Could big data determine who wins the General Election?

Nothing is being left to chance in the UK's first truly data-driven vote

Political science is, at last, becoming a 'proper' science. Data analysis techniques are spreading throughout the political class as big data is used in this year's General Election like never before.

No longer are those gaggles of people going door-to-door on a hit-and-miss mission – if there are party activists in your area, then you can bet that an analytical engine has told them that your constituency, your area and your street is of critical importance in the outcome of the election. Is this a new approach? Is it too cynical an approach? Only you can decide, but just know that whichever way you vote on May 7, some software has probably already predicted it.

"In previous elections it was the spin doctors and the media that influenced the election outcome," says Mark Morley, Director of Industry, OpenText. "Perhaps in 2015 it will be the data scientists who have the most influence."

Mark Morley Director of Industry OpenText

Mark Morley, Director of Industry, OpenText

Is this the UK's first truly data-driven vote?

"Data has been used for decades to understand voters' preferences and habits, though this is the first time political parties are using it in earnest to communicate," says Jed Mole, European Marketing Director at Acxiom.

Big data and data analytics have become much more mature since 2010. "Political parties have learnt that it is not just how you gather and archive information that counts, but how you use it to develop an action plan and strategy," notes Morley, who says it's all about taking advantage of digital information to react strategically in near real-time.

Which analytical engines are being used?

Analytical engines are being used by all three main political parties; the Lib Dems use one called Contact Creator, Labour has Voter ID and the Tories use Merlin. They calculate the likelihood of voters choosing each party in every UK constituency, though the raw data behind all of them comes from the Mosiac database of UK demographics.

"Mosiac was one of the first segmentation classifications in the UK," says Mole, who explains that it's stereotyping based on information. On its own it's a really blunt tool. For instance, it will use someone's postcode to determine the type of voter they are likely to be – where you live determines whether you're communicated to as 'Mondeo Man', or not. "Individuals, regardless of whether they are voters, are now far more complex and need to be understood and communicated to on an individual level," says Mole.

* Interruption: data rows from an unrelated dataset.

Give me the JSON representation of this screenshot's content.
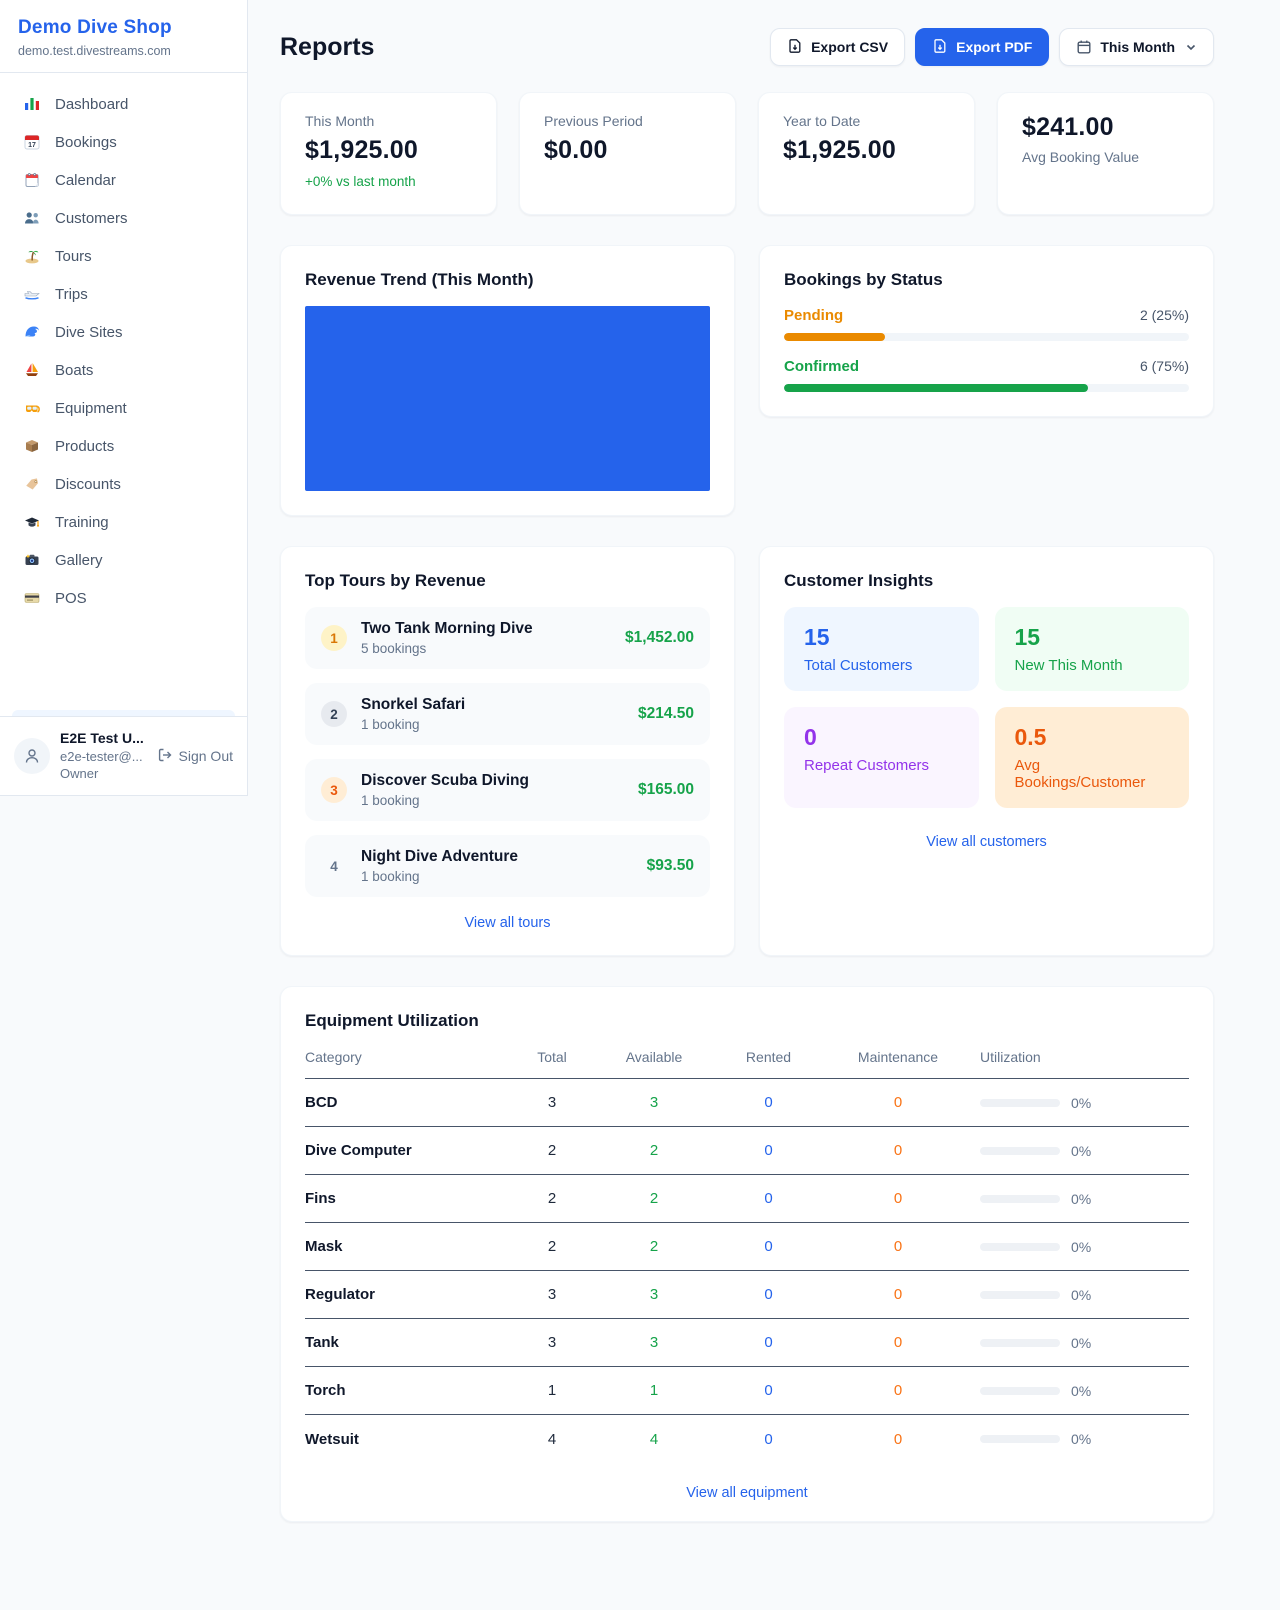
{
  "sidebar": {
    "brand": "Demo Dive Shop",
    "domain": "demo.test.divestreams.com",
    "items": [
      {
        "icon": "bar-chart-icon",
        "label": "Dashboard"
      },
      {
        "icon": "calendar-date-icon",
        "label": "Bookings"
      },
      {
        "icon": "spiral-calendar-icon",
        "label": "Calendar"
      },
      {
        "icon": "people-icon",
        "label": "Customers"
      },
      {
        "icon": "island-icon",
        "label": "Tours"
      },
      {
        "icon": "speedboat-icon",
        "label": "Trips"
      },
      {
        "icon": "wave-icon",
        "label": "Dive Sites"
      },
      {
        "icon": "sailboat-icon",
        "label": "Boats"
      },
      {
        "icon": "dive-mask-icon",
        "label": "Equipment"
      },
      {
        "icon": "package-icon",
        "label": "Products"
      },
      {
        "icon": "tag-icon",
        "label": "Discounts"
      },
      {
        "icon": "graduation-cap-icon",
        "label": "Training"
      },
      {
        "icon": "camera-icon",
        "label": "Gallery"
      },
      {
        "icon": "credit-card-icon",
        "label": "POS"
      }
    ],
    "user": {
      "name": "E2E Test U...",
      "email": "e2e-tester@...",
      "role": "Owner",
      "sign_out": "Sign Out"
    }
  },
  "header": {
    "title": "Reports",
    "export_csv_label": "Export CSV",
    "export_pdf_label": "Export PDF",
    "period_label": "This Month"
  },
  "stats": [
    {
      "label": "This Month",
      "value": "$1,925.00",
      "delta": "+0% vs last month"
    },
    {
      "label": "Previous Period",
      "value": "$0.00"
    },
    {
      "label": "Year to Date",
      "value": "$1,925.00"
    },
    {
      "label": "Avg Booking Value",
      "value": "$241.00"
    }
  ],
  "revenue_trend": {
    "title": "Revenue Trend (This Month)",
    "bar_color": "#2563eb"
  },
  "bookings_by_status": {
    "title": "Bookings by Status",
    "rows": [
      {
        "label": "Pending",
        "count_text": "2 (25%)",
        "pct": 25,
        "color": "#ea8a00"
      },
      {
        "label": "Confirmed",
        "count_text": "6 (75%)",
        "pct": 75,
        "color": "#16a34a"
      }
    ]
  },
  "top_tours": {
    "title": "Top Tours by Revenue",
    "items": [
      {
        "rank": "1",
        "name": "Two Tank Morning Dive",
        "bookings": "5 bookings",
        "revenue": "$1,452.00"
      },
      {
        "rank": "2",
        "name": "Snorkel Safari",
        "bookings": "1 booking",
        "revenue": "$214.50"
      },
      {
        "rank": "3",
        "name": "Discover Scuba Diving",
        "bookings": "1 booking",
        "revenue": "$165.00"
      },
      {
        "rank": "4",
        "name": "Night Dive Adventure",
        "bookings": "1 booking",
        "revenue": "$93.50"
      }
    ],
    "view_all": "View all tours"
  },
  "customer_insights": {
    "title": "Customer Insights",
    "tiles": [
      {
        "value": "15",
        "label": "Total Customers",
        "color": "#2563eb",
        "bg": "#eff6ff"
      },
      {
        "value": "15",
        "label": "New This Month",
        "color": "#16a34a",
        "bg": "#f0fdf4"
      },
      {
        "value": "0",
        "label": "Repeat Customers",
        "color": "#9333ea",
        "bg": "#faf5ff"
      },
      {
        "value": "0.5",
        "label": "Avg Bookings/Customer",
        "color": "#ea580c",
        "bg": "#ffedd5"
      }
    ],
    "view_all": "View all customers"
  },
  "equipment": {
    "title": "Equipment Utilization",
    "columns": [
      "Category",
      "Total",
      "Available",
      "Rented",
      "Maintenance",
      "Utilization"
    ],
    "rows": [
      {
        "category": "BCD",
        "total": "3",
        "available": "3",
        "rented": "0",
        "maintenance": "0",
        "utilization": "0%",
        "utilization_pct": 0
      },
      {
        "category": "Dive Computer",
        "total": "2",
        "available": "2",
        "rented": "0",
        "maintenance": "0",
        "utilization": "0%",
        "utilization_pct": 0
      },
      {
        "category": "Fins",
        "total": "2",
        "available": "2",
        "rented": "0",
        "maintenance": "0",
        "utilization": "0%",
        "utilization_pct": 0
      },
      {
        "category": "Mask",
        "total": "2",
        "available": "2",
        "rented": "0",
        "maintenance": "0",
        "utilization": "0%",
        "utilization_pct": 0
      },
      {
        "category": "Regulator",
        "total": "3",
        "available": "3",
        "rented": "0",
        "maintenance": "0",
        "utilization": "0%",
        "utilization_pct": 0
      },
      {
        "category": "Tank",
        "total": "3",
        "available": "3",
        "rented": "0",
        "maintenance": "0",
        "utilization": "0%",
        "utilization_pct": 0
      },
      {
        "category": "Torch",
        "total": "1",
        "available": "1",
        "rented": "0",
        "maintenance": "0",
        "utilization": "0%",
        "utilization_pct": 0
      },
      {
        "category": "Wetsuit",
        "total": "4",
        "available": "4",
        "rented": "0",
        "maintenance": "0",
        "utilization": "0%",
        "utilization_pct": 0
      }
    ],
    "view_all": "View all equipment"
  }
}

Mosaic is the base layer of information needed to make predictions about the voting population, but as we've become more diverse and unpredictable, a new layer of analytics is being used. It was pioneered, perhaps not surprisingly, in the USA.

Sean Owen Director of Data Science at Cloudera

Sean Owen, Director of Data Science at Cloudera

Is this the 'Obama-isation' of politics?

"If we use the US 2012 presidential election as the yardage stick for a truly data-driven campaign, then it doesn't seem like we've yet seen the same from a major UK campaign," says Sean Owen, Director of Data Science, at big data analytics firm Cloudera. "I believe this will be the first General Election when we can point to a decisive effect from analytics."

In the US 2012 presidential election the Obama campaign used analytics to centralise scraps of information from campaigns, and merge them with demographic databases to understand voters. "Analytics was used to precisely identify 'swing' voters who are receptive to a political message, and intelligently buy media time that precisely reaches them – i.e. many, cheap, focused TV slots, not simply a couple of expensive prime-time slots," says Owen.

However, the UK hasn't reached that stage yet. "The UK's political parties are nowhere near as advanced in their use of analytics platforms and databases compared to the US," says Mole. "The main UK parties will of course have access to proven and industry-leading analytical software such as SAS, SPSS, but the most important part of any insight-led analytics campaign is the data that goes into it."

"Imagine your analytical software as an engine; the data is the fuel that drives it, and it simply wouldn't run without it.